Oskar Negt: Die neue Gesellschaft kann man sich nicht aussuchen. Es ist objektiv ungewiss. Was wir machen können - und hier komme ich auf meinen Phantasiebegriff zurück - ist die Erweiterung unserer Urteils- und Phantasiefähigkeit dafür, wie mit neuen, überraschenden Situationen besser umzugehen wäre. Je starrer und reduzierter ein Mensch in der Wahrnehmung der Realität ist, desto bornierter sind die Antworten. Das möchte ich auch geschichtlich sehen.

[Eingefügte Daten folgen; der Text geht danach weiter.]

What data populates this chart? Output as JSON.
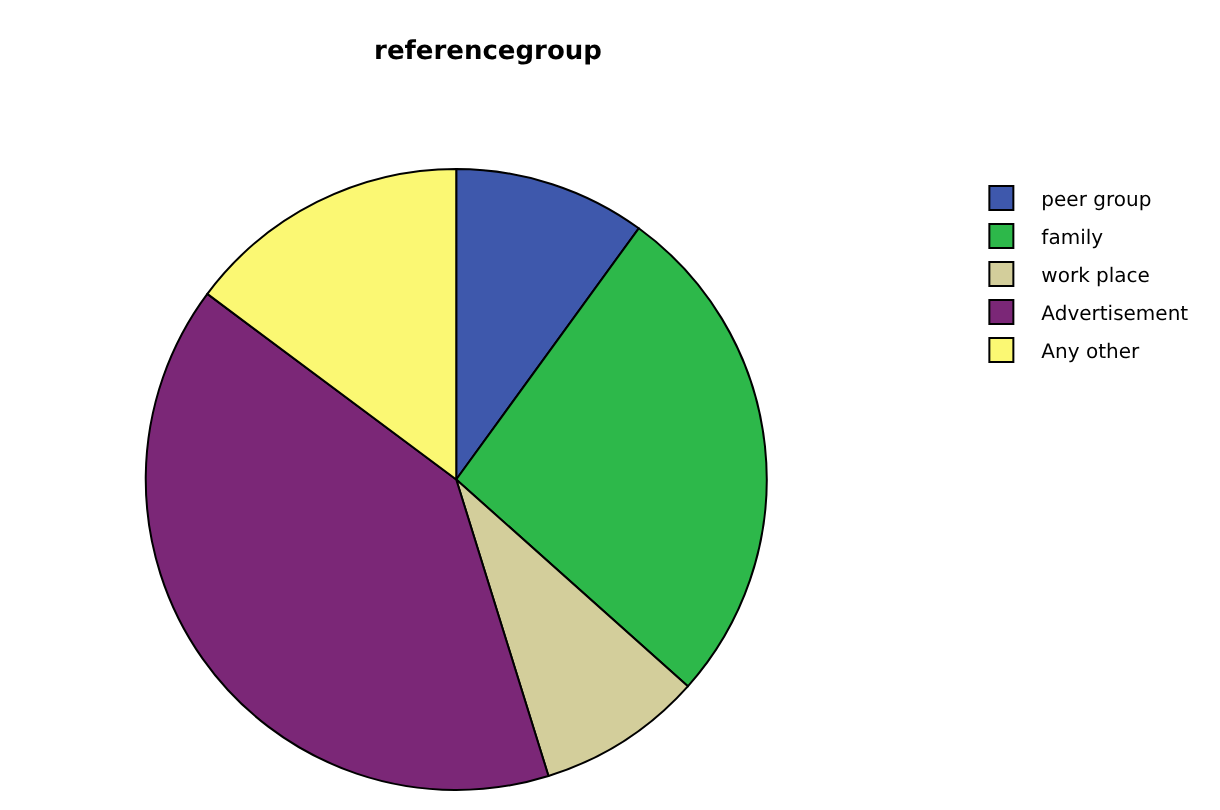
{
  "chart_data": {
    "type": "pie",
    "title": "referencegroup",
    "categories": [
      "peer group",
      "family",
      "work place",
      "Advertisement",
      "Any other"
    ],
    "values": [
      10,
      26.6,
      8.6,
      40,
      14.8
    ],
    "colors": [
      "#3e58ac",
      "#2db84a",
      "#d3ce9b",
      "#7b2777",
      "#fbf873"
    ],
    "legend": "top right"
  }
}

Die Menschen haben ihre eigenen Bilder. Ich möchte mir die Bilder von einer Gesellschaft, in der ich leben soll, nicht vormachen lassen. Mir wäre dabei unbehaglich. Ich möchte mir mein eigenes Bild machen. Natürlich müssen diese verschiedenen Bilder zusammenkommen. Hier entstünde wieder die Frage nach der Bildung des Gemeinsinns, des Unterscheidungsvermögens und der politischen Urteilskraft. Wenn es uns gelänge, uns selber und andere so zu bilden und zu erziehen, dass sie selbständig urteilen und unterscheiden könnten und nicht einfach falsche Kausalitäten herstellten, dann wäre ich nicht mehr so besorgt. Unvorhergesehene geschichtliche Konstellationen, selbst Zusammenbrüche, könnten besser bewältigt werden. Starre Prinzipien blockieren dagegen die Erfahrungsfähigkeit der Menschen.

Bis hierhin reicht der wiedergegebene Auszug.